Chase Home Fin., LLC v Berger, 2020 NY Slip Op 04289, Decided on July 29, 2020, Appellate Division, Second Department:

“In March 2004, Abraham Berger (hereinafter the defendant) borrowed the sum of $300,000 from the plaintiff’s predecessor in interest. The loan was evidenced by a note and secured by a mortgage on certain real property located in Spring Valley. In October 2009, the plaintiff commenced this action against the defendant and others alleging, inter alia, that the defendant defaulted in his payment obligations under the note and mortgage.

In August 2010, the plaintiff obtained a default judgment of foreclosure and sale against the defendant. Four years later, the plaintiff attempted to enforce the judgment of foreclosure and sale by moving, inter alia, for leave to substitute the affidavit of merit.
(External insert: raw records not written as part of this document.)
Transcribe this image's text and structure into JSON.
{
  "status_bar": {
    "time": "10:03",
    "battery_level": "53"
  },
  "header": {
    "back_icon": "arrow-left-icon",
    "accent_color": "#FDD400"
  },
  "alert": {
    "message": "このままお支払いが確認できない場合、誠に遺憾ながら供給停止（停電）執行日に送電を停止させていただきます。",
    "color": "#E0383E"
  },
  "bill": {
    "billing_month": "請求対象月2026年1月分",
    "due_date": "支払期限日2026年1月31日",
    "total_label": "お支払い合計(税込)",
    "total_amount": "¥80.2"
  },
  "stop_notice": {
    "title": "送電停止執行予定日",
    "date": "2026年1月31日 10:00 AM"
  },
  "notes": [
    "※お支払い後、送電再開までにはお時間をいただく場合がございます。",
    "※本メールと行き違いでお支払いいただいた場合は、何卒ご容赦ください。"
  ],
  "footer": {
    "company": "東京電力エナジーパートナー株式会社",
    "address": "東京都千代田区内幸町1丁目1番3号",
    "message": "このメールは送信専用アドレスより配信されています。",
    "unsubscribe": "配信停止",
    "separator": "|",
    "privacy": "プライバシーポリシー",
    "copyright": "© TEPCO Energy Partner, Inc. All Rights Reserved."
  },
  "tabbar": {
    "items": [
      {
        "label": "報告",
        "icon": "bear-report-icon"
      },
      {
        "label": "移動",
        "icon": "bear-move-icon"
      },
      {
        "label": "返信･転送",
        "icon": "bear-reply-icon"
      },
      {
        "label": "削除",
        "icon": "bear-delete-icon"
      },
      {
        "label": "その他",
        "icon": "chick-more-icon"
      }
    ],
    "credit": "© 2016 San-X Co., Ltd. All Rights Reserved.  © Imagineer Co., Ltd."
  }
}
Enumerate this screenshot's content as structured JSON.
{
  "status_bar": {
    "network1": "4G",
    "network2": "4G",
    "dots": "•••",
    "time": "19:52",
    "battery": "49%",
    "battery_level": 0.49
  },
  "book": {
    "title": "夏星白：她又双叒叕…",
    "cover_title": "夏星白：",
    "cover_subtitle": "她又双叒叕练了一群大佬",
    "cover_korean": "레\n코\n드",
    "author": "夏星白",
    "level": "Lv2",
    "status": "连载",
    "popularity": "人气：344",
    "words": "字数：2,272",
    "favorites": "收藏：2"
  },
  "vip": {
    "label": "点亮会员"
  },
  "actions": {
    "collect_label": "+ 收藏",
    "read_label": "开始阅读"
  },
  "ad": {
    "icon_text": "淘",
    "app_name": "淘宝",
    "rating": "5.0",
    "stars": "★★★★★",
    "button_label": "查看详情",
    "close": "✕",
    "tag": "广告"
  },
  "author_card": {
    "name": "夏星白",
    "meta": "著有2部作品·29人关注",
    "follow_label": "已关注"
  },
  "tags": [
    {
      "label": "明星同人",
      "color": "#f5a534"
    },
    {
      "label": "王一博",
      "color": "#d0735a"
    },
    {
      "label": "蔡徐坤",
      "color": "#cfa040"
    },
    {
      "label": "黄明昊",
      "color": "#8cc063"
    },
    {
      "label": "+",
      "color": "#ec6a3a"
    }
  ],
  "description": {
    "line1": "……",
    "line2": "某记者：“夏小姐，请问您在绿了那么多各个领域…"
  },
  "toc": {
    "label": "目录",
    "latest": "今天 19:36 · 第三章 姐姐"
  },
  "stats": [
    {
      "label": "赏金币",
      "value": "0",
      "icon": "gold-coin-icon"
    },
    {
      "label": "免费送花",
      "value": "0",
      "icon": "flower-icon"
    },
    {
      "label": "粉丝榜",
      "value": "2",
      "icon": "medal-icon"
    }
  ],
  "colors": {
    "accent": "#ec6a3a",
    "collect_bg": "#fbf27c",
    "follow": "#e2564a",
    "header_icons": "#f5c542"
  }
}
The Supreme Court granted the motion in an order dated February 20, 2015. Thereafter, the defendant moved to vacate, among other things, an order of reference dated April 6, 2010, and the judgment of foreclosure and sale, and pursuant to CPLR 3211(a) to dismiss the complaint insofar as asserted against him on the ground, inter alia, that he had never been served with the summons and complaint. In late 2017, the plaintiff moved, among other things, pursuant to CPLR 306-b to extend the time to serve the defendant with the summons and complaint.

After the plaintiff admitted that its original affidavit of service was erroneous and failed to produce its process server when the parties appeared for a hearing to determine the validity [*2]of service of process, the Supreme Court denied the plaintiff’s motion and granted the defendant’s motion, inter alia, to dismiss the complaint insofar as asserted against him. The plaintiff now appeals and argues, among other things, that the court should have granted its motion in the interest of justice.
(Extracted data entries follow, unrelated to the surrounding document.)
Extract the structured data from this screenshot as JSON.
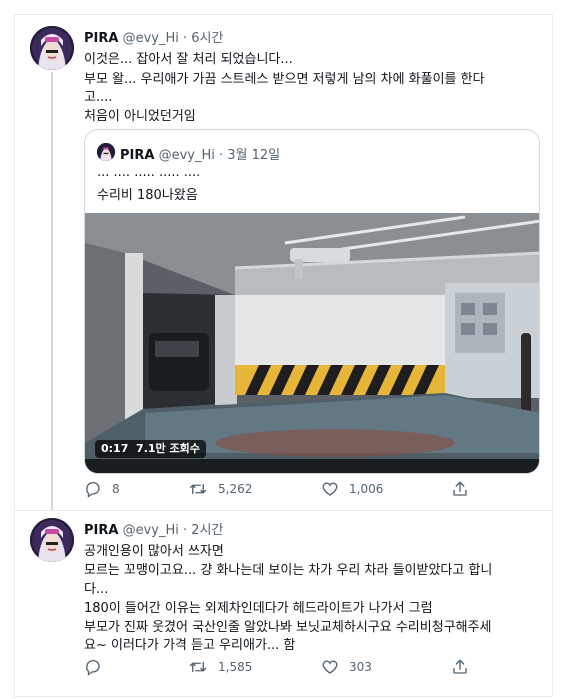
{
  "tweets": [
    {
      "name": "PIRA",
      "handle": "@evy_Hi",
      "sep": "·",
      "time": "6시간",
      "lines": [
        "이것은... 잡아서 잘 처리 되었습니다...",
        "부모 왈... 우리애가 가끔 스트레스 받으면 저렇게 남의 차에 화풀이를 한다",
        "고....",
        "처음이 아니었던거임"
      ],
      "quote": {
        "name": "PIRA",
        "handle": "@evy_Hi",
        "sep": "·",
        "date": "3월 12일",
        "lines": [
          "... .... ..... ..... ....",
          "수리비 180나왔음"
        ],
        "video": {
          "duration": "0:17",
          "views": "7.1만 조회수"
        }
      },
      "actions": {
        "replies": "8",
        "retweets": "5,262",
        "likes": "1,006"
      }
    },
    {
      "name": "PIRA",
      "handle": "@evy_Hi",
      "sep": "·",
      "time": "2시간",
      "lines": [
        "공개인용이 많아서 쓰자면",
        "모르는 꼬맹이고요... 걍 화나는데 보이는 차가 우리 차라 들이받았다고 합니",
        "다...",
        "180이 들어간 이유는 외제차인데다가 헤드라이트가 나가서 그럼",
        "부모가 진짜 웃겼어 국산인줄 알았나봐 보닛교체하시구요 수리비청구해주세",
        "요~ 이러다가 가격 듣고 우리애가... 함"
      ],
      "actions": {
        "replies": "",
        "retweets": "1,585",
        "likes": "303"
      }
    }
  ],
  "icons": {
    "reply": "reply-icon",
    "retweet": "retweet-icon",
    "like": "heart-icon",
    "share": "share-icon"
  },
  "colors": {
    "text": "#0f1419",
    "muted": "#536471",
    "border": "#cfd9de",
    "divider": "#e6ecf0"
  }
}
CPLR 306-b provides, in relevant part, that “[s]ervice of the summons and complaint . . . shall be made within one hundred twenty days after the commencement of the action.” CPLR 306-b further provides that, “[i]f service is not made upon a defendant within the time provided in this section, the court, upon motion, shall dismiss the action without prejudice as to that defendant, or upon good cause shown or in the interest of justice, extend the time for service.”

“An extension of time for service is a matter within the Court’s discretion” (Leader v Maroney, Ponzini & Spencer, 97 NY2d 95, 101). In applying the CPLR 306-b interest of justice standard, which is distinct from the good cause standard (see State of New York Mtge. Agency v Braun, 182 AD3d 63), the court must engage in ” a careful judicial analysis of the factual setting of the case and a balancing of the competing interests presented by the parties'” (BAC Home Loans Servicing, L.P. v Herbst, 180 AD3d 980, 981, quoting Leader v Maroney, Ponzini & Spencer, 97 NY2d at 105). In so doing, ” the court may consider diligence, or lack thereof, along with any other relevant factor in making its determination, including expiration of the Statute of Limitations, the [potentially] meritorious nature of the cause of action, the length of delay in service, the promptness of a plaintiff’s request for the extension of time, and prejudice to defendant'” (BAC Home Loans Servicing, L.P. v Herbst, 180 AD3d at 981, quoting Leader v Maroney, Ponzini & Spencer, 97 NY2d at 105-106).

Here, we agree with the Supreme Court that the plaintiff’s delay of nearly five years between obtaining a default judgment of foreclosure and sale against the defendant and its attempt to enforce that judgment, during which time the statute of limitations expired, weighed against extending the time to serve the defendant with the summons and complaint by approximately nine years. In addition, the court found that the plaintiff was seeking relief pursuant to CPLR 306-b to avoid the consequences of its inability to produce its process server on the scheduled date of the hearing. Under these circumstances, the court providently exercised its discretion in determining that granting the plaintiff’s motion would not serve the interest of justice. Likewise, we agree with the court’s determination granting the defendant’s motion, inter alia, to dismiss the complaint insofar as asserted against him on the ground that he had not been properly served with the summons and complaint.”